Tandis que l'un des nôtres
nous couvrait, il fallait sans bruit s'enfoncer dans la nuit pour se rapprocher
des Américains. Avancer en rampant ou courbé en deux. Les barrières, les brèches,
les sentiers à travers champs, tout était miné. Rien n'était oublié qui
puisse renforcer notre défense. "
11 juillet 44. Capture de
la hauteur 192.
Dans son P.C. au nord de
Saint-Georges-d'Elle, à l'arrière du front américain, le général Robertson
commandant la 21e D.I. (étoile blanche à tête d'Indien) examine
les photos aériennes. Devant lui se dresse la hauteur
192, couronnée par le bois de Soulaire, d'où les Allemands surveillent toute
la région. Elle a été tellement pilonnée par l'artillerie " qu'elle
ressemble à s'y méprendre à une couverture de laine blanche mangée par les
mites ".
- Attaque demain à l'aube.
Nous allons déloger ces bougres de là-haut ! grommelle Robertson. Le sommet
seul nous intéresse !
Brusquement, le lendemain 11
juillet, à 6 heures du matin, dans un fracas assourdissant, toutes les
batteries américaines ouvrent le feu. De part et d'autre de Saint-Georges-d'Elle,
les 38e et 23e R.I. se jettent à l'attaque. En l'espace
de 20 minutes, 20 000 obus transforment en un chaos toutes les lignes
allemandes.

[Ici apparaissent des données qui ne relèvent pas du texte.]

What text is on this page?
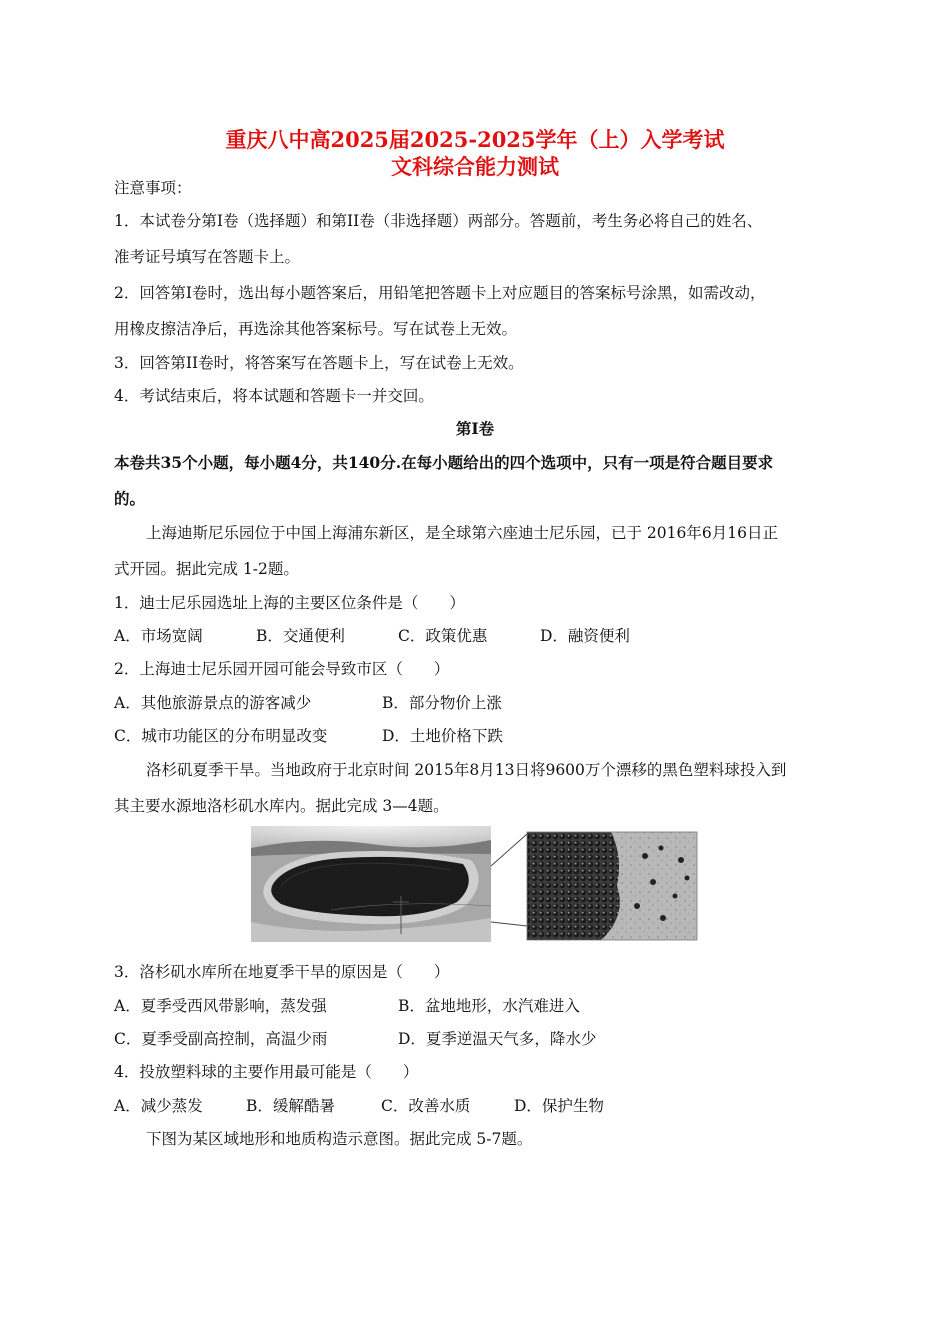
重庆八中高2025届2025-2025学年（上）入学考试
文科综合能力测试
注意事项：
1．本试卷分第Ⅰ卷（选择题）和第II卷（非选择题）两部分。答题前，考生务必将自己的姓名、
准考证号填写在答题卡上。
2．回答第Ⅰ卷时，选出每小题答案后，用铅笔把答题卡上对应题目的答案标号涂黑，如需改动，
用橡皮擦洁净后，再选涂其他答案标号。写在试卷上无效。
3．回答第II卷时，将答案写在答题卡上，写在试卷上无效。
4．考试结束后，将本试题和答题卡一并交回。
第Ⅰ卷
本卷共35个小题，每小题4分，共140分.在每小题给出的四个选项中，只有一项是符合题目要求
的。
上海迪斯尼乐园位于中国上海浦东新区，是全球第六座迪士尼乐园，已于 2016年6月16日正
式开园。据此完成 1-2题。
1．迪士尼乐园选址上海的主要区位条件是（　　）
A．市场宽阔	B．交通便利	C．政策优惠	D．融资便利
2．上海迪士尼乐园开园可能会导致市区（　　）
A．其他旅游景点的游客减少	B．部分物价上涨
C．城市功能区的分布明显改变	D．土地价格下跌
洛杉矶夏季干旱。当地政府于北京时间 2015年8月13日将9600万个漂移的黑色塑料球投入到
其主要水源地洛杉矶水库内。据此完成 3—4题。
3．洛杉矶水库所在地夏季干旱的原因是（　　）
A．夏季受西风带影响，蒸发强	B．盆地地形，水汽难进入
C．夏季受副高控制，高温少雨	D．夏季逆温天气多，降水少
4．投放塑料球的主要作用最可能是（　　）
A．减少蒸发	B．缓解酷暑	C．改善水质	D．保护生物
下图为某区域地形和地质构造示意图。据此完成 5-7题。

A l'abri de ce feu roulant, les Sherman ébranlent les haies.
Attaquent au canon ou à la mitrailleuse les derniers retranchements. Plusieurs
chars explosent frappés à bout portant par des Panzerfaust.
Plusieurs haies sont ainsi dépassées.
Près du village de Cloville, entièrement miné, les G.I. réussissent à détruire
au bazooka des canons d'assaut. Malgré cet échec, l'ennemi tient bon. Les Américains
se heurtent à une position fortifiée tenue par les parachutistes du major
Stephani qui se battent avec un acharnement terrible. Sur les 60 Allemands que
comptait la position, il n'en reste plus que quinze.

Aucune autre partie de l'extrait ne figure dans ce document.